PDF(Pubmed)
Abstract:
Chronic pain, a complex and debilitating condition, involves intricate interactions between central and peripheral inflammatory processes. Cytokines, specifically tumor necrosis factor (TNF) and interleukins (IL), are key mediators in the initiation and maintenance of chronic pain states. Sensory neurons expressing receptors for cytokines like TNF, IL-1, and IL-6 are implicated in peripheral sensitization, contributing to increased signaling of painful sensations. The potential of targeting TNF and IL for therapeutic intervention in chronic pain states is the focus of this review, with preclinical and clinical evidence supporting the use of TNF and IL modulators for pain management. The physiological and pathological roles of TNF in neuropathic pain is complex. Experimental evidence highlights the effectiveness of TNF modulation in mitigating pain symptoms in animal models and displays promising outcomes of clinical trials with TNF inhibitors, such as infliximab and etanercept. ILs, a diverse group of cytokines, including IL-1, IL-6, and IL-17, are discussed for their contributions to chronic pain through inflammation and peripheral sensitization. Specific IL modulators, such as secukinumab and tocilizumab, have shown potential in managing chronic neuropathic pain, as demonstrated in various studies and clinical trials. The pharmacokinetics, safety profiles, and challenges associated with TNF and IL modulators highlight the need for cautious medication monitoring in clinical practice. Comparative evaluations have revealed distinct efficacy and safety profiles among different cytokine modulators, emphasizing the need for personalized approaches based on the specific underlying causes of pain.
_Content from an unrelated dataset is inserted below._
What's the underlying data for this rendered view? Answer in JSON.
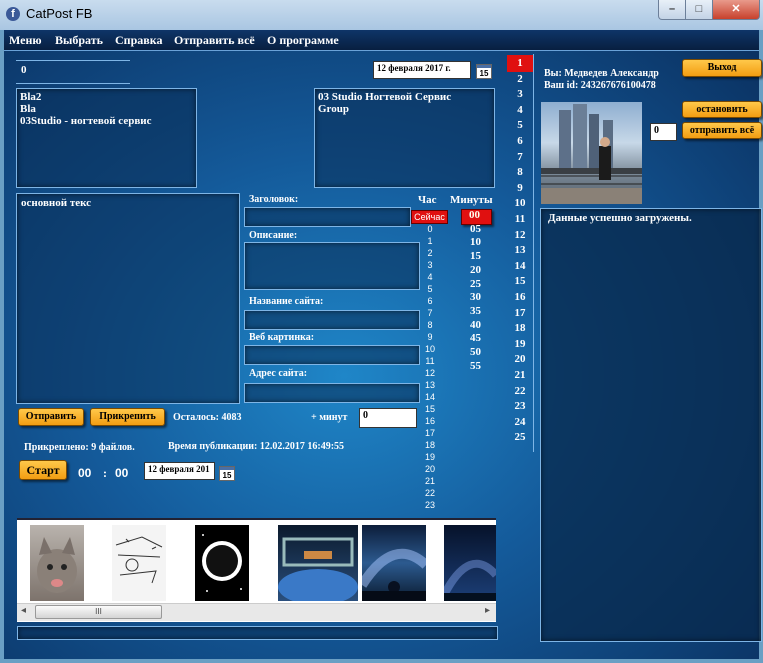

Further research is necessary to elucidate the intricate mechanisms by which cytokines contribute to chronic pain, as well as to understand why they may affect pain differently in various contexts. Additionally, long-term safety profiles of cytokine modulators require more thorough investigation. This continued exploration holds the promise of enhancing our comprehension of cytokine modulation in chronic pain and shaping more potent therapeutic strategies for the future.
摘要:
慢性疼痛,复杂而衰弱的状况,涉及中枢和外周炎症过程之间复杂的相互作用。细胞因子,特别是肿瘤坏死因子(TNF)和白细胞介素(IL),是慢性疼痛状态开始和维持的关键介质。表达细胞因子如TNF受体的感觉神经元,IL-1和IL-6与外周致敏有关,有助于增加疼痛感觉的信号。靶向TNF和IL用于慢性疼痛状态的治疗干预的潜力是这篇综述的重点。临床前和临床证据支持使用TNF和IL调节剂进行疼痛管理。TNF在神经性疼痛中的生理和病理作用是复杂的。实验证据强调了TNF调节在减轻动物模型疼痛症状方面的有效性,并显示了使用TNF抑制剂的临床试验的有希望的结果。如英夫利昔单抗和依那西普。ILs,一组不同的细胞因子,包括IL-1,IL-6和IL-17,讨论了它们通过炎症和外周敏化对慢性疼痛的贡献。特异性IL调节剂,例如苏金单抗和托珠单抗,已经显示出治疗慢性神经性疼痛的潜力,正如在各种研究和临床试验中所证明的那样。药代动力学,安全概况,与TNF和IL调节剂相关的挑战凸显了临床实践中谨慎用药监测的必要性.比较评估显示不同细胞因子调节剂之间的不同疗效和安全性。强调需要基于疼痛的具体根本原因的个性化方法。需要进一步的研究来阐明细胞因子导致慢性疼痛的复杂机制。以及理解为什么它们在各种情况下对疼痛的影响不同。此外,细胞因子调节剂的长期安全性需要更彻底的研究.这种持续的探索有望增强我们对慢性疼痛中细胞因子调节的理解,并为未来制定更有效的治疗策略。